The BBC very specifically told us that this wouldn't happen. They said the local press might get in touch if we get to the final, but the nationals don't care. Two days after that we were on the front page of The Mirror, the Daily Mail and The Sun

The Attention 
About three years after the show had been on I was getting off a bus at Victoria Station when this guy came up to me saying, Allright Jordan, you don't recognise me do you?" I had no idea who it was. Turns out he'd met me three years earlier, asked for a photo and, for the entire time, had had it as the background on his phone. That was a lot to take in! I expect the BBC prepare people a bit more for it now, but back then it was crazy how little they prepared you for it. Twitter wasn't as big back then, but I was amazed at the level of vitriol that was thrown around toward people that weren't quite baking a cake correctly. It was a brutal time, but the negativity was definitely outweighed by the positivity. 

The Global Impact
My wife and I got married in Las Vegas, and spent a few days in LA afterwards. One night we went into a vegan butcher on Venice Beach, and there was a girl who was levitating with excitement because she’d seen me outside - it blew my mind. We're talking five years after the show was on TV, on the opposite side of the world - why would she know who I am? But it shows how big the show's impact is. I ask myself, if I'd known how big it would have all gotten, would I still have applied? The answer is probably not. But that isn't to say that lovely things haven't come out of it, and things are much calmer now. I made an effort to distance myself from it all a few years ago. I didn't want to be known as that guy who did that thing years ago. 

Elizabeth McKenna
The Apprentice - Series 13

The Motivation
I went on The Apprentice to get the investment from Lord Sugar and win. End of. I didn’t see The Apprentice as reality television - to me that’s programs like Big Brother and TOWIE so I didn’t really realise exactly what I was getting myself into at the time. There was a selection of candidates who were there purely on the reality television track - they didn't really have a business concept, they just wanted telly exposure to see where that would take them. 

The Process
They call The Apprentice ‘the process’, and I never really realised what they meant by that until I got into it. Every day is just a process of whittling the competition down. It is a competition and I’m very competitive. Everybody there can potentially do something that gets you fired. You have to be careful on all fronts. 

The Editing
Running around chasing chickens and all that stuff did actually happen - you’re not scripted in any way as to what you do. They’ll just lay something out in front of you, and leave you to it and film what happens. The difference between what I was experiencing and what you see on television is what an individual says and means and how this can be perceived when the show airs can be very different.

The Trolls
I feel that a lot of my privacy has gone. The problem with reality television is that people think you’re fair game for abuse. I didn’t have social media until the week before The Apprentice launched, and I didn’t know that there were people who just rage there. I found the more tongue in cheek things, like ‘She looks like David Walliams in drag,’ funny because I’m not the quintessential Apprentice candidate. I’m 6’2”, size 16 and never wear heels or dresses. But the nasty, more personal comments got to me. To be honest, that doesn't come from the wider Twitter community - the worst abuse I've had is from Nottingham people. I will say that when you see these reality TV people on their knees with depression, you should believe everything you hear about them being alone and under pressure. 

The Rough with the Smooth
For me, The Apprentice wasn’t social media. It was meeting the best group of people I’ve ever known, and going through an experience only a very small number of people will ever get to do. It was a really positive experience in my life. Lord Sugar shook my hand and told me that I represent 90% of the businesses in the country - the small businesses - and that I should be proud of how I’d represented them. When I was fired, I told him that it had been my honour and please, and thanked him. I genuinely meant it. The social media rubbish and pressure of being a public figure that came afterwards is just different from the show. 

The Legend
One of my life's bucket list items was to go on Mastermind. I went on Celebrity Mastermind and I won it, hands down. My subject was Watson Fothergill, the Nottingham architect and I was very proud to have won with a Nottingham subject. 

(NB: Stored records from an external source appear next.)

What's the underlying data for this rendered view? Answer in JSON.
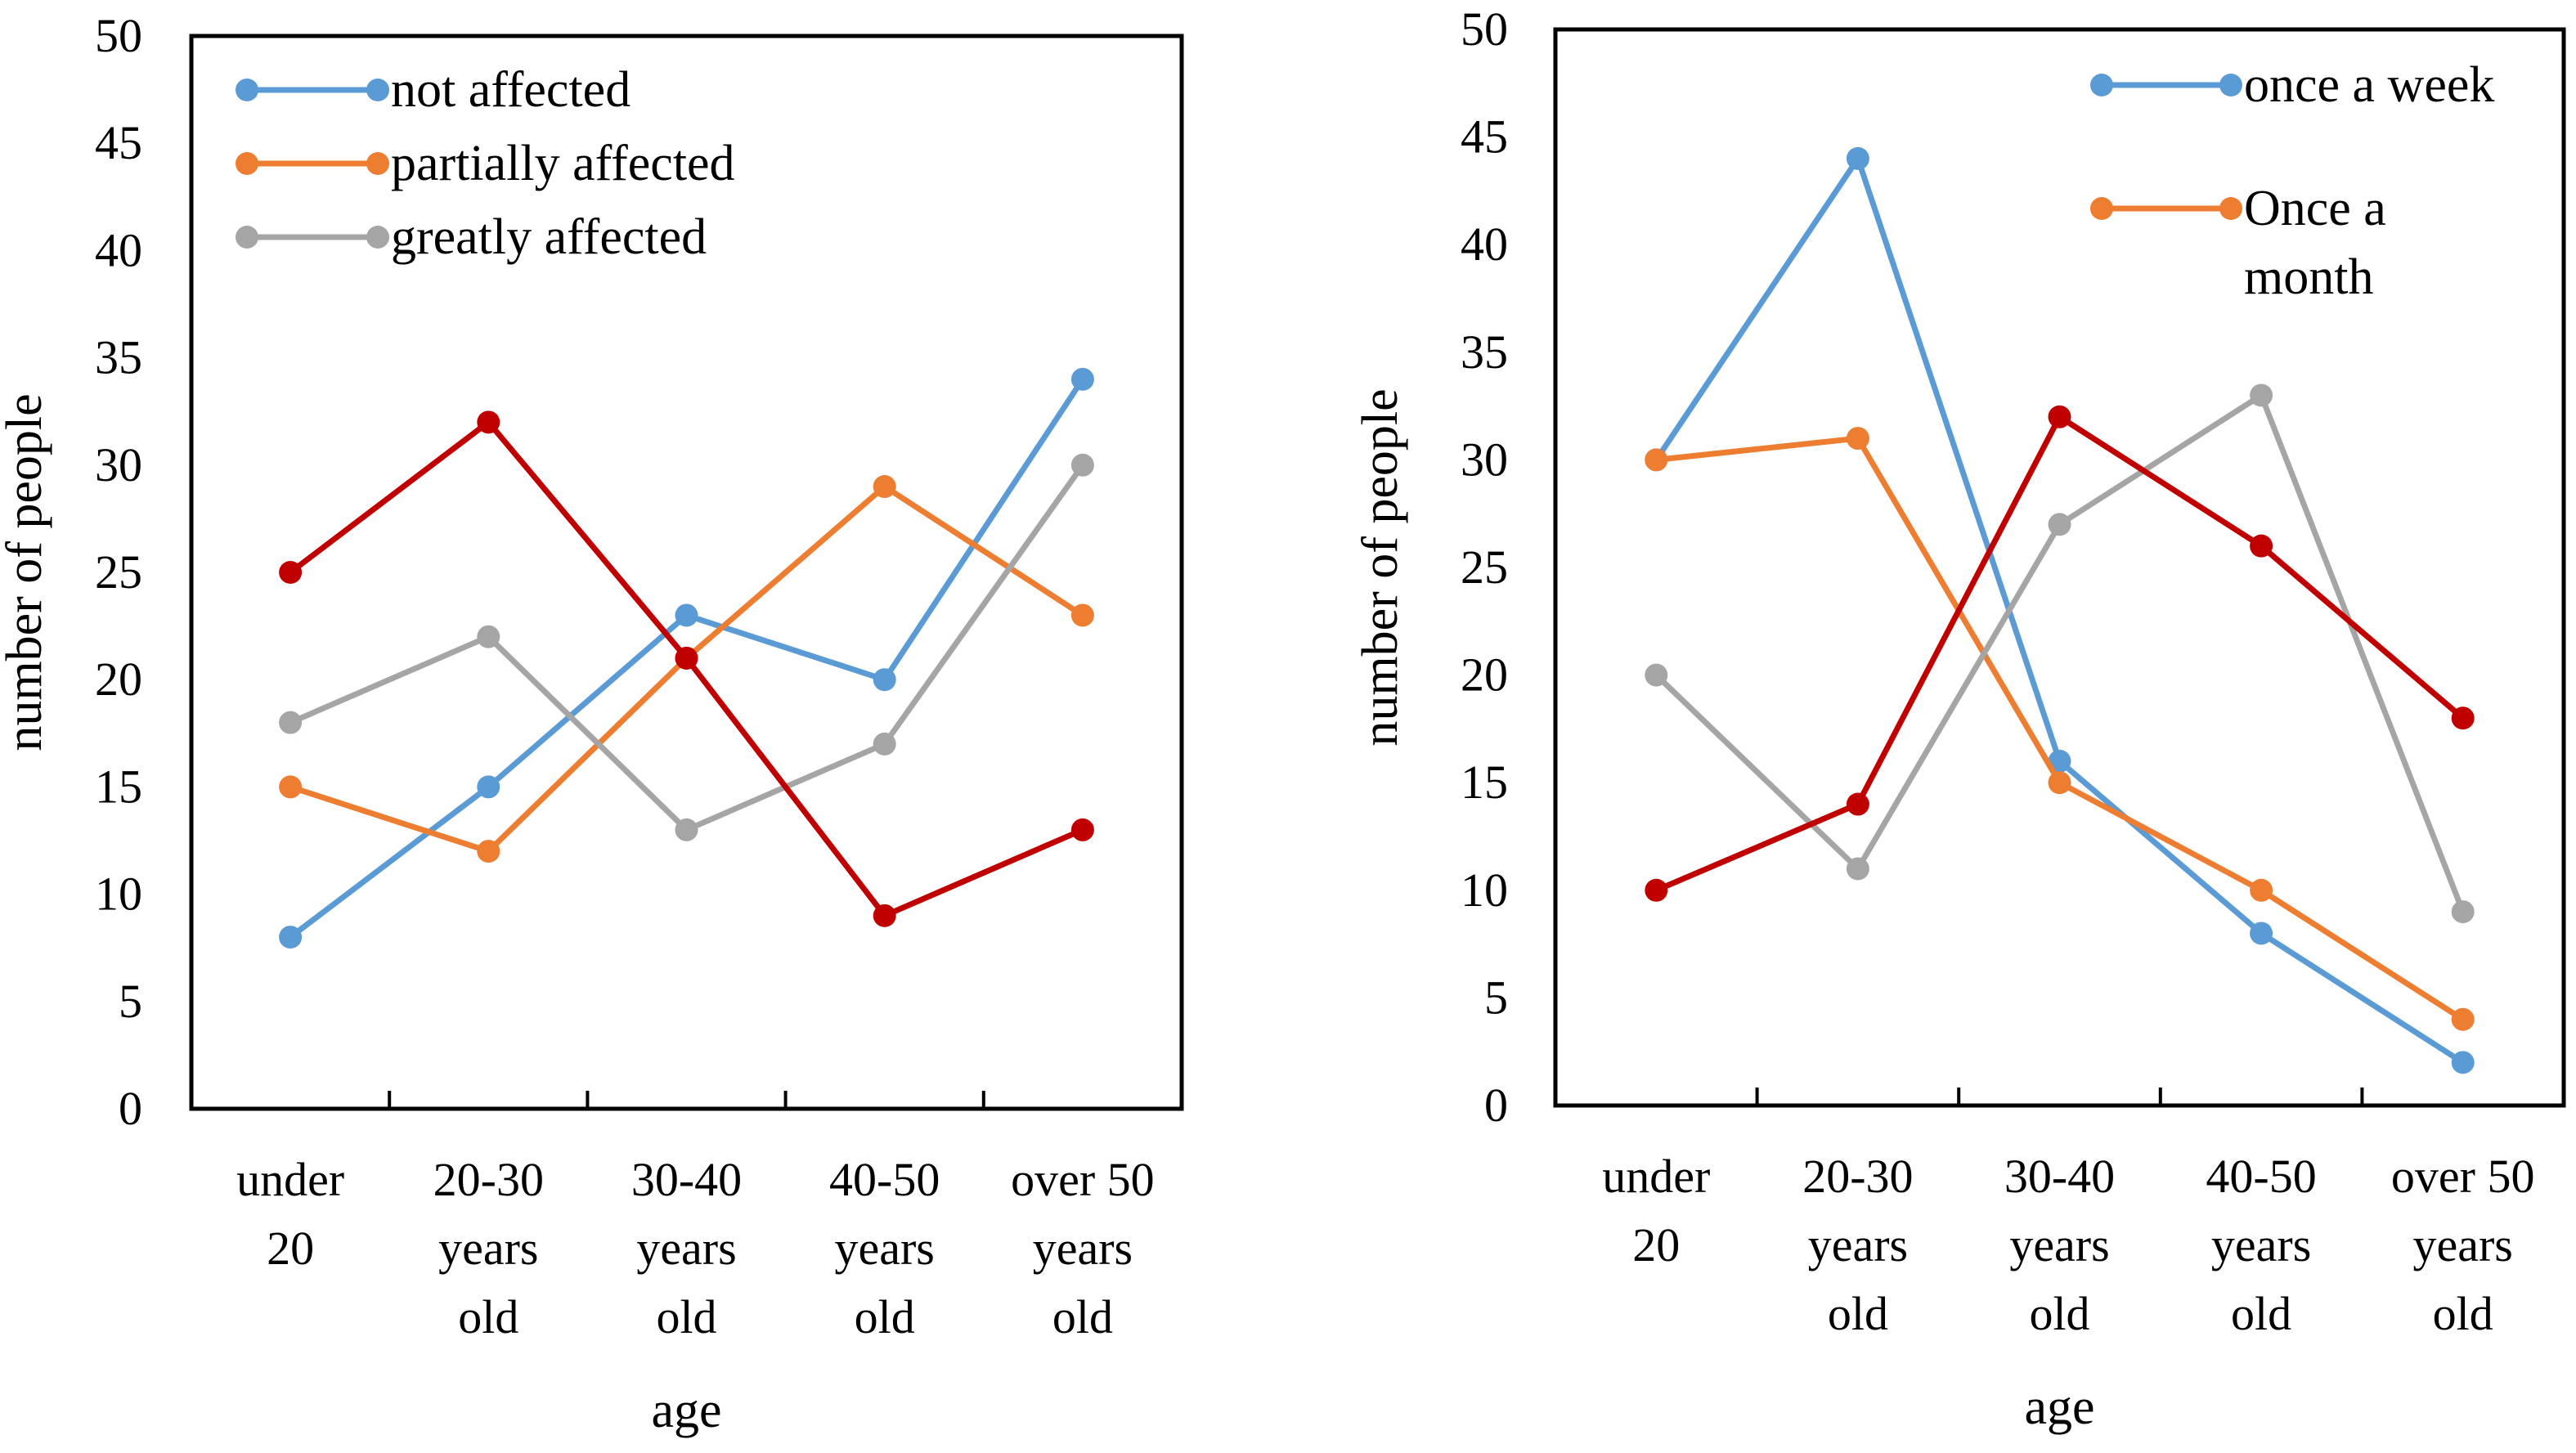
{
  "chart_data": [
    {
      "type": "line",
      "categories": [
        [
          "under",
          "20"
        ],
        [
          "20-30",
          "years",
          "old"
        ],
        [
          "30-40",
          "years",
          "old"
        ],
        [
          "40-50",
          "years",
          "old"
        ],
        [
          "over 50",
          "years",
          "old"
        ]
      ],
      "series": [
        {
          "name": "not affected",
          "color": "#5B9BD5",
          "values": [
            8,
            15,
            23,
            20,
            34
          ],
          "in_legend": true
        },
        {
          "name": "partially affected",
          "color": "#ED7D31",
          "values": [
            15,
            12,
            21,
            29,
            23
          ],
          "in_legend": true
        },
        {
          "name": "greatly affected",
          "color": "#A5A5A5",
          "values": [
            18,
            22,
            13,
            17,
            30
          ],
          "in_legend": true
        },
        {
          "name": "",
          "color": "#C00000",
          "values": [
            25,
            32,
            21,
            9,
            13
          ],
          "in_legend": false
        }
      ],
      "xlabel": "age",
      "ylabel": "number of people",
      "ylim": [
        0,
        50
      ],
      "yticks": [
        0,
        5,
        10,
        15,
        20,
        25,
        30,
        35,
        40,
        45,
        50
      ],
      "legend_position": "top-left",
      "grid": false
    },
    {
      "type": "line",
      "categories": [
        [
          "under",
          "20"
        ],
        [
          "20-30",
          "years",
          "old"
        ],
        [
          "30-40",
          "years",
          "old"
        ],
        [
          "40-50",
          "years",
          "old"
        ],
        [
          "over 50",
          "years",
          "old"
        ]
      ],
      "series": [
        {
          "name": "once a week",
          "color": "#5B9BD5",
          "values": [
            30,
            44,
            16,
            8,
            2
          ],
          "in_legend": true
        },
        {
          "name": "Once a month",
          "label_lines": [
            "Once a",
            "month"
          ],
          "color": "#ED7D31",
          "values": [
            30,
            31,
            15,
            10,
            4
          ],
          "in_legend": true
        },
        {
          "name": "",
          "color": "#A5A5A5",
          "values": [
            20,
            11,
            27,
            33,
            9
          ],
          "in_legend": false
        },
        {
          "name": "",
          "color": "#C00000",
          "values": [
            10,
            14,
            32,
            26,
            18
          ],
          "in_legend": false
        }
      ],
      "xlabel": "age",
      "ylabel": "number of people",
      "ylim": [
        0,
        50
      ],
      "yticks": [
        0,
        5,
        10,
        15,
        20,
        25,
        30,
        35,
        40,
        45,
        50
      ],
      "legend_position": "top-right",
      "grid": false
    }
  ]
}
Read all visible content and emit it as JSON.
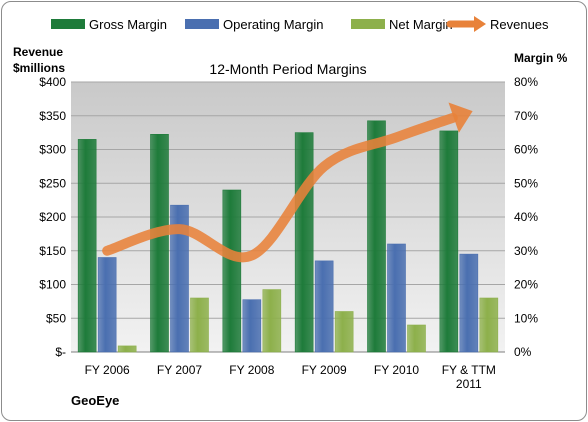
{
  "chart_data": {
    "type": "bar",
    "title": "12-Month Period Margins",
    "left_axis": {
      "label_line1": "Revenue",
      "label_line2": "$millions",
      "range": [
        0,
        400
      ],
      "ticks": [
        "$-",
        "$50",
        "$100",
        "$150",
        "$200",
        "$250",
        "$300",
        "$350",
        "$400"
      ]
    },
    "right_axis": {
      "label": "Margin %",
      "range": [
        0,
        80
      ],
      "ticks": [
        "0%",
        "10%",
        "20%",
        "30%",
        "40%",
        "50%",
        "60%",
        "70%",
        "80%"
      ]
    },
    "categories": [
      [
        "FY 2006"
      ],
      [
        "FY 2007"
      ],
      [
        "FY 2008"
      ],
      [
        "FY 2009"
      ],
      [
        "FY 2010"
      ],
      [
        "FY & TTM",
        "2011"
      ]
    ],
    "series": [
      {
        "name": "Gross Margin",
        "axis": "right",
        "color": "#1e7b3a",
        "values": [
          63,
          64.5,
          48,
          65,
          68.5,
          65.5
        ]
      },
      {
        "name": "Operating Margin",
        "axis": "right",
        "color": "#4a6fb0",
        "values": [
          28,
          43.5,
          15.5,
          27,
          32,
          29
        ]
      },
      {
        "name": "Net Margin",
        "axis": "right",
        "color": "#8db04b",
        "values": [
          1.8,
          16,
          18.5,
          12,
          8,
          16
        ]
      }
    ],
    "line_series": {
      "name": "Revenues",
      "axis": "left",
      "color": "#e8823a",
      "values": [
        150,
        182,
        143,
        275,
        318,
        355
      ]
    },
    "grid": true,
    "legend": "top",
    "company": "GeoEye"
  }
}
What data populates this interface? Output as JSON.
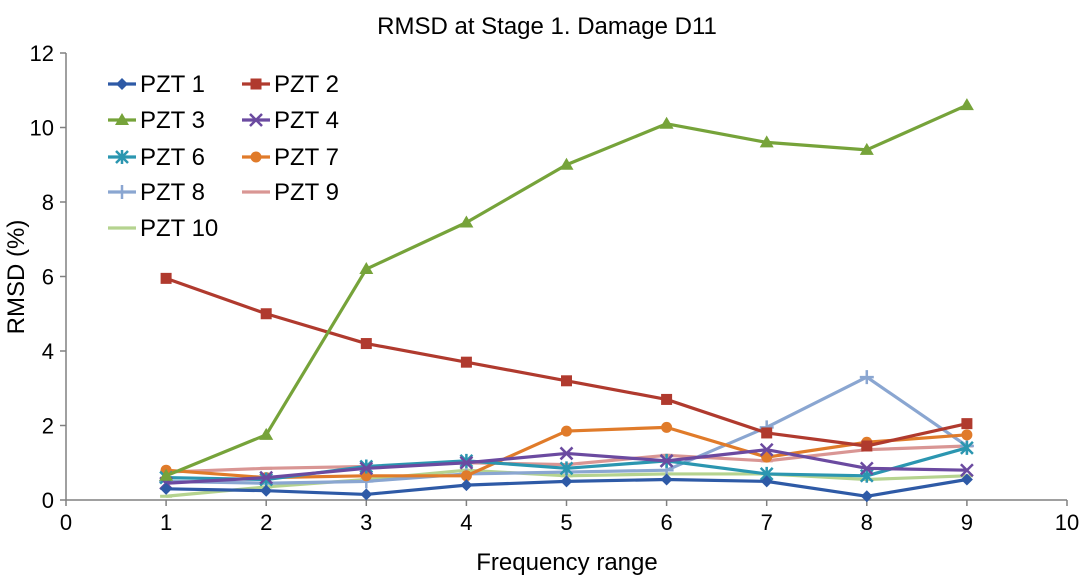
{
  "chart_data": {
    "type": "line",
    "title": "RMSD at Stage 1. Damage D11",
    "xlabel": "Frequency range",
    "ylabel": "RMSD (%)",
    "xlim": [
      0,
      10
    ],
    "ylim": [
      0,
      12
    ],
    "xticks": [
      "0",
      "1",
      "2",
      "3",
      "4",
      "5",
      "6",
      "7",
      "8",
      "9",
      "10"
    ],
    "yticks": [
      "0",
      "2",
      "4",
      "6",
      "8",
      "10",
      "12"
    ],
    "grid": false,
    "legend_position": "top-left",
    "x": [
      1,
      2,
      3,
      4,
      5,
      6,
      7,
      8,
      9
    ],
    "series": [
      {
        "name": "PZT 1",
        "color": "#2e5aa6",
        "marker": "diamond",
        "values": [
          0.3,
          0.25,
          0.15,
          0.4,
          0.5,
          0.55,
          0.5,
          0.1,
          0.55
        ]
      },
      {
        "name": "PZT 2",
        "color": "#b03a2e",
        "marker": "square",
        "values": [
          5.95,
          5.0,
          4.2,
          3.7,
          3.2,
          2.7,
          1.8,
          1.45,
          2.05
        ]
      },
      {
        "name": "PZT 3",
        "color": "#76a33a",
        "marker": "triangle",
        "values": [
          0.65,
          1.75,
          6.2,
          7.45,
          9.0,
          10.1,
          9.6,
          9.4,
          10.6
        ]
      },
      {
        "name": "PZT 4",
        "color": "#6b4aa0",
        "marker": "x",
        "values": [
          0.45,
          0.6,
          0.85,
          1.0,
          1.25,
          1.05,
          1.35,
          0.85,
          0.8
        ]
      },
      {
        "name": "PZT 6",
        "color": "#2b96b0",
        "marker": "star",
        "values": [
          0.6,
          0.55,
          0.9,
          1.05,
          0.85,
          1.05,
          0.7,
          0.65,
          1.4
        ]
      },
      {
        "name": "PZT 7",
        "color": "#e07b2a",
        "marker": "circle",
        "values": [
          0.8,
          0.6,
          0.65,
          0.65,
          1.85,
          1.95,
          1.15,
          1.55,
          1.75
        ]
      },
      {
        "name": "PZT 8",
        "color": "#8aa6d1",
        "marker": "plus",
        "values": [
          0.5,
          0.45,
          0.5,
          0.7,
          0.75,
          0.8,
          1.95,
          3.3,
          1.45
        ]
      },
      {
        "name": "PZT 9",
        "color": "#d99694",
        "marker": "dash",
        "values": [
          0.75,
          0.85,
          0.9,
          1.0,
          0.95,
          1.2,
          1.05,
          1.35,
          1.45
        ]
      },
      {
        "name": "PZT 10",
        "color": "#b5d38f",
        "marker": "dash",
        "values": [
          0.1,
          0.35,
          0.55,
          0.8,
          0.65,
          0.7,
          0.7,
          0.55,
          0.65
        ]
      }
    ]
  }
}
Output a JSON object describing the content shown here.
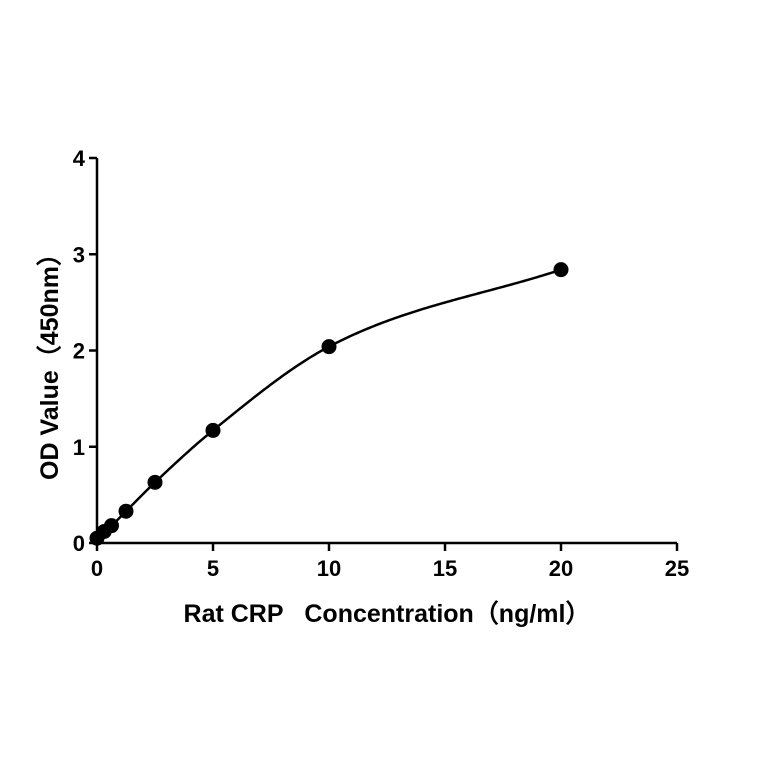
{
  "chart_data": {
    "type": "scatter",
    "title": "",
    "xlabel": "Rat CRP   Concentration（ng/ml）",
    "ylabel": "OD Value（450nm）",
    "xlim": [
      0,
      25
    ],
    "ylim": [
      0,
      4
    ],
    "xticks": [
      "0",
      "5",
      "10",
      "15",
      "20",
      "25"
    ],
    "yticks": [
      "0",
      "1",
      "2",
      "3",
      "4"
    ],
    "grid": false,
    "legend": "none",
    "series": [
      {
        "points": [
          {
            "x": 0,
            "y": 0.05
          },
          {
            "x": 0.3125,
            "y": 0.12
          },
          {
            "x": 0.625,
            "y": 0.18
          },
          {
            "x": 1.25,
            "y": 0.33
          },
          {
            "x": 2.5,
            "y": 0.63
          },
          {
            "x": 5,
            "y": 1.17
          },
          {
            "x": 10,
            "y": 2.04
          },
          {
            "x": 20,
            "y": 2.84
          }
        ],
        "fit": "4-parameter logistic curve",
        "color": "#000000"
      }
    ]
  }
}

I'm going to say this with arrogance, but I'm probably the best Apprentice candidate of all time. There’s an ‘Elizabeth’ section in The Apprentice best bits, and I’ve had a music video dedicated to me. I've taken my business from a little shop in Nottingham to a national brand, and I wouldn't have been able to do that without taking the opportunity the show gave me. You are a product of every experience that you go through in life, and The Apprentice was definitely a pivot-point in mine. 

2 to Go (Pete and Emma)
The X Factor - Series 1

The New Concept
Pete: We had already featured on a BBC show called Star For A Night a couple of years previously, and we had a lot of fun, so we fancied throwing our hats into the ring again.
Emma: The X Factor was the first show to be billed that you could go on as an act bigger than one person, so we knew we could audition as 2 to Go. We also hoped this new show would be a bit different to the other ones around, as we were on the first series ever.
Pete: Even back then we were cynical enough to know that even winning on a show like this wasn't a guarantee of long-term success. We thought if we really went for it, it could open some doors for 2 to Go.

The Waiting Game
Pete: There was a lot more waiting around than we had realised. From the first auditions through the entire process, there’s a lot of time when you’re doing nothing and trying to keep some energy going, because at any moment you might have to spring into action and look animated on camera. 
Emma: We didn't spend as much time with our mentors as the show makes out. Ours was Louis Walsh, and we didn't see him from one week to the next, although we did have his phone number.

The Adrenaline Rush
Pete: Going on live TV knowing that there would be millions watching was a big high, but it always felt like it was over way too fast. I think there's a lot of adrenalin going through you and it all seems to happen in a flash.
Emma: The tour we got to do afterwards was by far the best part of the whole experience - we got to play to Arena audiences of over 20,000 people.
Pete: Ultimately after it was all over, I think we both felt depressed. A bit like the long build up to Christmas, and then it's all over. You can't help wondering at that point if there's something you could have done better. If we'd chosen different songs, or made more of an effort. Those thoughts were inevitable. But we always knew that we would still have our act and we would still go on and do gigs and enjoy ourselves, as we still do today.

The Fame
Emma: We did get recognised a lot after the show, particularly when we were together. The attention we got was all positive though really, signing autographs or having a picture taken
Pete: One thing I'll always remember is appearing on The Paul O'Grady Show after we got voted out. Afterwards we thought we'd try and get his autograph, and as we were just about to ask him, someone tapped me on the shoulder and asked for our autograph. That tickled me.

The Impact
Pete: We had some brilliant gigs off the back of The X Factor, and we’d often find ourselves on the same bill as the top acts of the time.
Emma: We were able to get better gigs and command a higher fee around the time of the show, so it definitely affected our working lives. We even did a stint on a local radio show as DJs.
Pete: I'm very glad we went on the program. That said, I wouldn't go on a program like that now. People often tell me I should, but I'm in a different place now. I went there and got the t-shirt.